Eight days after ousting John Bolton as national security adviser, President Donald Trump named the State Department’s top hostage negotiator, Robert C. O’Brien, to the job. A former colleague of Bolton’s during the George W. Bush administration, O’Brien shares many of his hawkish views on China, Russia, and, especially, Iran, which has emerged as a central foreign policy concern since Trump left the 2015 nuclear deal negotiated by the Obama administration and installed a “maximum pressure” policy on the Islamic republic.
O’Brien, a defense attorney who advised Mitt Romney’s and Scott Walker’s presidential campaigns before joining the Trump administration, has compared Iran to Nazi Germany and sharply criticized Obama’s deal, which set limits on Iran’s nuclear production in exchange for sanctions relief.
“There is simply no evidence to support the idea that we can trust revolutionary Iran to give up its long-term goal of developing a nuclear weapon and delivery systems,” he wrote in a 2015 National Interest article titled, “Obama’s Folly: The Iran Deal Disaster.”

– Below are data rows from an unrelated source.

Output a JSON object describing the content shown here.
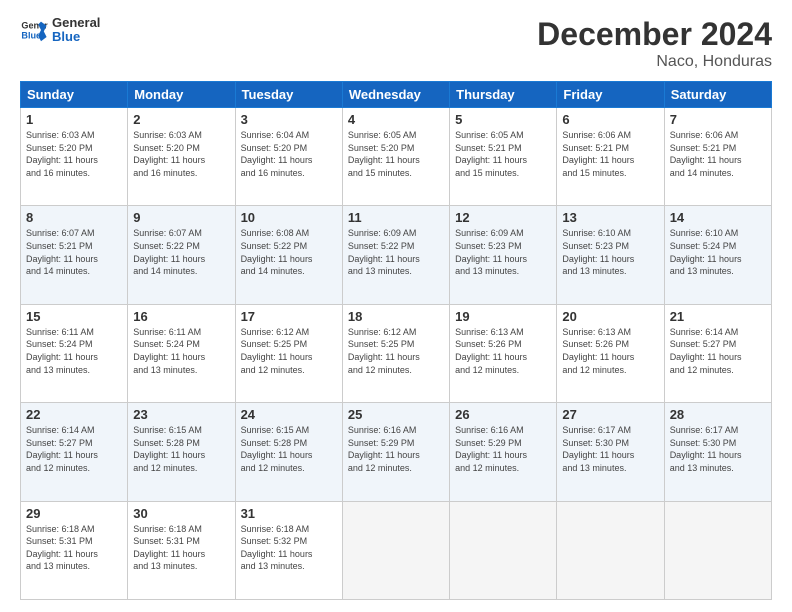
{
  "logo": {
    "line1": "General",
    "line2": "Blue"
  },
  "title": "December 2024",
  "subtitle": "Naco, Honduras",
  "calendar": {
    "headers": [
      "Sunday",
      "Monday",
      "Tuesday",
      "Wednesday",
      "Thursday",
      "Friday",
      "Saturday"
    ],
    "weeks": [
      [
        {
          "day": 1,
          "sunrise": "6:03 AM",
          "sunset": "5:20 PM",
          "daylight": "11 hours and 16 minutes."
        },
        {
          "day": 2,
          "sunrise": "6:03 AM",
          "sunset": "5:20 PM",
          "daylight": "11 hours and 16 minutes."
        },
        {
          "day": 3,
          "sunrise": "6:04 AM",
          "sunset": "5:20 PM",
          "daylight": "11 hours and 16 minutes."
        },
        {
          "day": 4,
          "sunrise": "6:05 AM",
          "sunset": "5:20 PM",
          "daylight": "11 hours and 15 minutes."
        },
        {
          "day": 5,
          "sunrise": "6:05 AM",
          "sunset": "5:21 PM",
          "daylight": "11 hours and 15 minutes."
        },
        {
          "day": 6,
          "sunrise": "6:06 AM",
          "sunset": "5:21 PM",
          "daylight": "11 hours and 15 minutes."
        },
        {
          "day": 7,
          "sunrise": "6:06 AM",
          "sunset": "5:21 PM",
          "daylight": "11 hours and 14 minutes."
        }
      ],
      [
        {
          "day": 8,
          "sunrise": "6:07 AM",
          "sunset": "5:21 PM",
          "daylight": "11 hours and 14 minutes."
        },
        {
          "day": 9,
          "sunrise": "6:07 AM",
          "sunset": "5:22 PM",
          "daylight": "11 hours and 14 minutes."
        },
        {
          "day": 10,
          "sunrise": "6:08 AM",
          "sunset": "5:22 PM",
          "daylight": "11 hours and 14 minutes."
        },
        {
          "day": 11,
          "sunrise": "6:09 AM",
          "sunset": "5:22 PM",
          "daylight": "11 hours and 13 minutes."
        },
        {
          "day": 12,
          "sunrise": "6:09 AM",
          "sunset": "5:23 PM",
          "daylight": "11 hours and 13 minutes."
        },
        {
          "day": 13,
          "sunrise": "6:10 AM",
          "sunset": "5:23 PM",
          "daylight": "11 hours and 13 minutes."
        },
        {
          "day": 14,
          "sunrise": "6:10 AM",
          "sunset": "5:24 PM",
          "daylight": "11 hours and 13 minutes."
        }
      ],
      [
        {
          "day": 15,
          "sunrise": "6:11 AM",
          "sunset": "5:24 PM",
          "daylight": "11 hours and 13 minutes."
        },
        {
          "day": 16,
          "sunrise": "6:11 AM",
          "sunset": "5:24 PM",
          "daylight": "11 hours and 13 minutes."
        },
        {
          "day": 17,
          "sunrise": "6:12 AM",
          "sunset": "5:25 PM",
          "daylight": "11 hours and 12 minutes."
        },
        {
          "day": 18,
          "sunrise": "6:12 AM",
          "sunset": "5:25 PM",
          "daylight": "11 hours and 12 minutes."
        },
        {
          "day": 19,
          "sunrise": "6:13 AM",
          "sunset": "5:26 PM",
          "daylight": "11 hours and 12 minutes."
        },
        {
          "day": 20,
          "sunrise": "6:13 AM",
          "sunset": "5:26 PM",
          "daylight": "11 hours and 12 minutes."
        },
        {
          "day": 21,
          "sunrise": "6:14 AM",
          "sunset": "5:27 PM",
          "daylight": "11 hours and 12 minutes."
        }
      ],
      [
        {
          "day": 22,
          "sunrise": "6:14 AM",
          "sunset": "5:27 PM",
          "daylight": "11 hours and 12 minutes."
        },
        {
          "day": 23,
          "sunrise": "6:15 AM",
          "sunset": "5:28 PM",
          "daylight": "11 hours and 12 minutes."
        },
        {
          "day": 24,
          "sunrise": "6:15 AM",
          "sunset": "5:28 PM",
          "daylight": "11 hours and 12 minutes."
        },
        {
          "day": 25,
          "sunrise": "6:16 AM",
          "sunset": "5:29 PM",
          "daylight": "11 hours and 12 minutes."
        },
        {
          "day": 26,
          "sunrise": "6:16 AM",
          "sunset": "5:29 PM",
          "daylight": "11 hours and 12 minutes."
        },
        {
          "day": 27,
          "sunrise": "6:17 AM",
          "sunset": "5:30 PM",
          "daylight": "11 hours and 13 minutes."
        },
        {
          "day": 28,
          "sunrise": "6:17 AM",
          "sunset": "5:30 PM",
          "daylight": "11 hours and 13 minutes."
        }
      ],
      [
        {
          "day": 29,
          "sunrise": "6:18 AM",
          "sunset": "5:31 PM",
          "daylight": "11 hours and 13 minutes."
        },
        {
          "day": 30,
          "sunrise": "6:18 AM",
          "sunset": "5:31 PM",
          "daylight": "11 hours and 13 minutes."
        },
        {
          "day": 31,
          "sunrise": "6:18 AM",
          "sunset": "5:32 PM",
          "daylight": "11 hours and 13 minutes."
        },
        null,
        null,
        null,
        null
      ]
    ]
  }
}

“In addition to legitimizing Iran’s now supposedly ‘peaceful’ atomic program,” O’Brien added, “the deal will likely lead to a nuclear arms race in the Middle East.”

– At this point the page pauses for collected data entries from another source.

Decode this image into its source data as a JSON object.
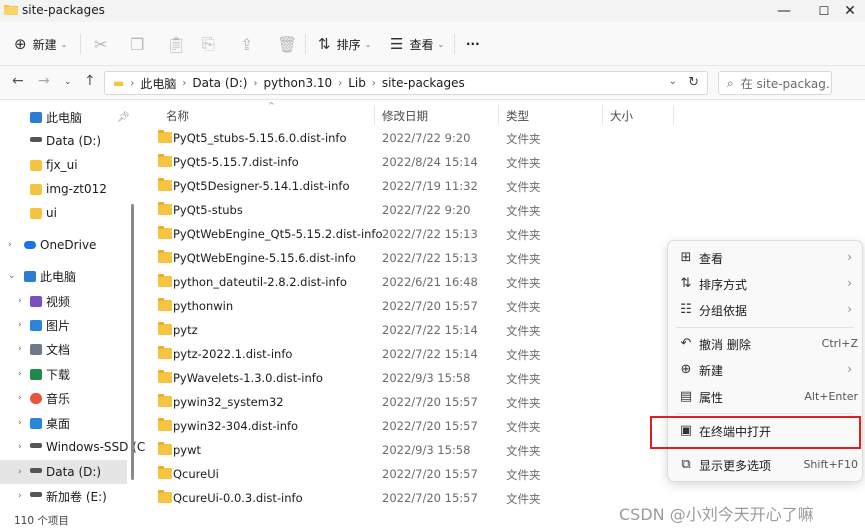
{
  "window": {
    "title": "site-packages",
    "minimize": "—",
    "maximize": "☐",
    "close": "✕"
  },
  "toolbar": {
    "new_label": "新建",
    "sort_label": "排序",
    "view_label": "查看",
    "more_label": "···"
  },
  "address": {
    "segments": [
      "此电脑",
      "Data (D:)",
      "python3.10",
      "Lib",
      "site-packages"
    ],
    "search_placeholder": "在 site-packag..."
  },
  "sidebar": {
    "items": [
      {
        "label": "此电脑",
        "icon": "monitor-icon",
        "color": "#2b7cd3"
      },
      {
        "label": "Data (D:)",
        "icon": "drive-icon",
        "color": "#555555"
      },
      {
        "label": "fjx_ui",
        "icon": "folder-icon",
        "color": "#f5c542"
      },
      {
        "label": "img-zt012",
        "icon": "folder-icon",
        "color": "#f5c542"
      },
      {
        "label": "ui",
        "icon": "folder-icon",
        "color": "#f5c542"
      },
      {
        "label": "OneDrive",
        "icon": "cloud-icon",
        "color": "#1a73e8"
      },
      {
        "label": "此电脑",
        "icon": "monitor-icon",
        "color": "#2b7cd3"
      },
      {
        "label": "视频",
        "icon": "video-icon",
        "color": "#7b4fbf"
      },
      {
        "label": "图片",
        "icon": "picture-icon",
        "color": "#2a86d6"
      },
      {
        "label": "文档",
        "icon": "document-icon",
        "color": "#6c7a89"
      },
      {
        "label": "下载",
        "icon": "download-icon",
        "color": "#1f8a4c"
      },
      {
        "label": "音乐",
        "icon": "music-icon",
        "color": "#e8533b"
      },
      {
        "label": "桌面",
        "icon": "desktop-icon",
        "color": "#2a86d6"
      },
      {
        "label": "Windows-SSD (C",
        "icon": "drive-icon",
        "color": "#555555"
      },
      {
        "label": "Data (D:)",
        "icon": "drive-icon",
        "color": "#555555"
      },
      {
        "label": "新加卷 (E:)",
        "icon": "drive-icon",
        "color": "#555555"
      }
    ]
  },
  "columns": {
    "name": "名称",
    "date": "修改日期",
    "type": "类型",
    "size": "大小"
  },
  "files": [
    {
      "name": "PyQt5_stubs-5.15.6.0.dist-info",
      "date": "2022/7/22 9:20",
      "type": "文件夹"
    },
    {
      "name": "PyQt5-5.15.7.dist-info",
      "date": "2022/8/24 15:14",
      "type": "文件夹"
    },
    {
      "name": "PyQt5Designer-5.14.1.dist-info",
      "date": "2022/7/19 11:32",
      "type": "文件夹"
    },
    {
      "name": "PyQt5-stubs",
      "date": "2022/7/22 9:20",
      "type": "文件夹"
    },
    {
      "name": "PyQtWebEngine_Qt5-5.15.2.dist-info",
      "date": "2022/7/22 15:13",
      "type": "文件夹"
    },
    {
      "name": "PyQtWebEngine-5.15.6.dist-info",
      "date": "2022/7/22 15:13",
      "type": "文件夹"
    },
    {
      "name": "python_dateutil-2.8.2.dist-info",
      "date": "2022/6/21 16:48",
      "type": "文件夹"
    },
    {
      "name": "pythonwin",
      "date": "2022/7/20 15:57",
      "type": "文件夹"
    },
    {
      "name": "pytz",
      "date": "2022/7/22 15:14",
      "type": "文件夹"
    },
    {
      "name": "pytz-2022.1.dist-info",
      "date": "2022/7/22 15:14",
      "type": "文件夹"
    },
    {
      "name": "PyWavelets-1.3.0.dist-info",
      "date": "2022/9/3 15:58",
      "type": "文件夹"
    },
    {
      "name": "pywin32_system32",
      "date": "2022/7/20 15:57",
      "type": "文件夹"
    },
    {
      "name": "pywin32-304.dist-info",
      "date": "2022/7/20 15:57",
      "type": "文件夹"
    },
    {
      "name": "pywt",
      "date": "2022/9/3 15:58",
      "type": "文件夹"
    },
    {
      "name": "QcureUi",
      "date": "2022/7/20 15:57",
      "type": "文件夹"
    },
    {
      "name": "QcureUi-0.0.3.dist-info",
      "date": "2022/7/20 15:57",
      "type": "文件夹"
    }
  ],
  "status": {
    "item_count": "110 个项目"
  },
  "context_menu": {
    "items": [
      {
        "label": "查看",
        "icon": "grid-icon",
        "shortcut": "",
        "submenu": true
      },
      {
        "label": "排序方式",
        "icon": "sort-icon",
        "shortcut": "",
        "submenu": true
      },
      {
        "label": "分组依据",
        "icon": "group-icon",
        "shortcut": "",
        "submenu": true
      },
      {
        "label": "撤消 删除",
        "icon": "undo-icon",
        "shortcut": "Ctrl+Z",
        "submenu": false
      },
      {
        "label": "新建",
        "icon": "plus-icon",
        "shortcut": "",
        "submenu": true
      },
      {
        "label": "属性",
        "icon": "properties-icon",
        "shortcut": "Alt+Enter",
        "submenu": false
      },
      {
        "label": "在终端中打开",
        "icon": "terminal-icon",
        "shortcut": "",
        "submenu": false
      },
      {
        "label": "显示更多选项",
        "icon": "more-options-icon",
        "shortcut": "Shift+F10",
        "submenu": false
      }
    ],
    "highlight_color": "#e02020"
  },
  "watermark": "CSDN @小刘今天开心了嘛"
}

A key component of O’Brien’s frustration with the deal stemmed from the “tens of billions of dollars in sanctions relief” that Iran stood to receive once the Obama administration lifted its series of punishing sanctions. This financial windfall would be redirected to “Iranian proxies such as Hezbollah in Lebanon, the Assad regime in Syria, Shia militias in Iraq and Houthis rebels in Yemen, not to mention Hamas in Gaza,” he wrote, echoing Bolton’s harsh rhetoric about non-state actors aligned with Iran.
Trump has made no secret of his disdain for Obama’s deal, but still voiced support earlier this month for a $15 billion bailout to assist the Iranian economy if it returns to compliance with the deal he spurned. At the G7 summit in France, Trump “seemed open to the idea of a financial bridge for the Iranians,” the New York Times reported. Given the devastating impact of American sanctions, which he reimposed and strengthened after abandoning Obama’s deal, Trump acknowledged to reporters that Iran might need a “short-term letter of credit or loan” that would “get them over a very rough patch,” a departure from his administration’s maximum pressure policy on the Islamic republic.
Before joining the Trump administration, O’Brien railed against the idea of paying Iran as a prologue to future negotiations. “Look, this regime has been a revolutionary regime since it took power in 1979,” he told radio host Hugh Hewitt in July 2015, when he was still advising Walker’s campaign. “The only thing that’s changed now is that their nuclear program has gone from the underground bunkers to the open. It’s legitimate, and we’re going to give them billions and billions of dollars to further that program, their weapons programs, and allow them to pump that money into their proxies, Hezbollah and Hamas.”
O’Brien’s tough talk on Iran will be tested in his new role. On Saturday, the Trump administration blamed Iran for a sophisticated attack on two Saudi Arabian oil facilities that “knocked out more than half the kingdom’s oil output for days or more,” the Washington Post reported. Iran’s foreign minister denied responsibility for the attack. The Houthis, a Yemeni rebel group backed by Tehran’s money and arms, took credit and warned of more in the future.
When Trump appointed Bolton last year, O’Brien praised him as “certainly the most experienced Republican foreign policy hand of our generation.” Bolton returned the love in a blurb for O’Brien’s 2016 book, While America Slept: Restoring American Leadership to a World in Crisis, which he called “required reading.” They’re also fond of the same allusions to world history. In O’Brien’s National Interest article, he invoked British Prime Minister Neville Chamberlain’s appeasement of Hitler in 1938 to denounce Obama’s deal. Earlier that year, Bolton said the deal “puts Obama in a category worse than Neville Chamberlain.”
Bolton, who once called for the US to preemptively bomb Iran, was a staunch supporter of the administration’s maximum pressure strategy, but clashed with the president over Trump’s recent desire to ease sanctions on Tehran in pursuit of a deal. His exit from Trump’s administration came just one day after a disagreement over Iran policy. “Bolton did not favor giving the Iranians relief and believed the maximum pressure campaign was working,” Axios reported.
Now O’Brien will be tasked with advising Trump on Iran policy even though he, like Bolton, has argued against paying adversaries, such as Iran, as part of negotiations. In an op-ed published last year by the Hill, O’Brien said “paying millions or even billions of dollars” to “terrorists and pariah states” only encourages “more kidnapping, more pain and more suffering for Americans.” While written in the context of hostage negotiations, not negotiations over Iran’s nuclear program, O’Brien’s article suggests he is more aligned with Bolton’s instincts on Iran than with Trump.